Wer Wasserburg über den Innradweg von Rosenheim oder von Mühldorf aus ansteuert, muss auf Teilstrecken gut bei Puste sein, denn es sind hin und wieder steilere Anstiege zu bewältigen. Wer’s gemütlicher haben will, findet im Westen der Erzdiözese den Amperradweg. Ein Teilstück verbindet Grafrath und Fürstenfeldbruck.

Frommer Reliquiesammler

In der Ortsbezeichnung Grafrath klingen noch der Adelstitel und der Name des heiligen Rasso an. Heute würde man ihn als religiösen Sucher bezeichnen. Der bayerische Graf war im Mittelalter zuerst als Feldherr und dann als frommer Pilger immer auf Achse. In Rom und im Heiligen Land hat er zahlreiche Reliquien gesammelt, um sich seinen Glauben auch dinglich vor Augen halten zu können. Diese Heiligtümer brachte er in dem von ihm gegründeten Kloster am Ammersee unter: in Grafrath. Später sind sie nach Andechs gekommen, das dadurch zu einem der wichtigsten Wallfahrtsorte im damaligen Deutschland aufstieg.

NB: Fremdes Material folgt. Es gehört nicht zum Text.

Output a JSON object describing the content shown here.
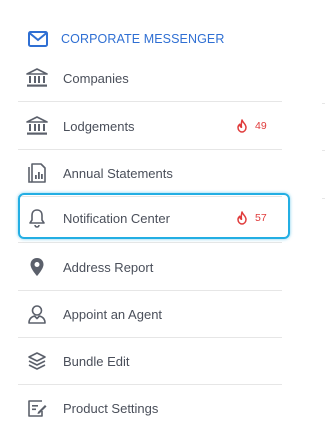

Grafrath hat es aber auch ohne die ursprünglich dort aufbewahrten Reliquien geschafft, ein Wallfahrtsort zu bleiben. Schließlich ist der heilige Rasso selbst in seiner Kirche geblieben, dessen Gebeine reichgeschmückt im Hochaltar zu sehen sind, an dem auch Ignaz Günther mitgewirkt hat. Johann Georg Bergmüller malte die Fresken, die den Lebensweg des heiligen Rasso zeigen. Noch prächtiger ausgestattet präsentiert sich die Asamkirche in der früheren Zisterzienserabtei Fürstenfeldbruck. Die 21 Kilometer dorthin lassen sich nicht nur an, sondern auch auf der Amper zurücklegen. In Grafrath bietet ein Verleih Schlauchboote an, die in Fürstenfeldbruck zurückgegeben werden können.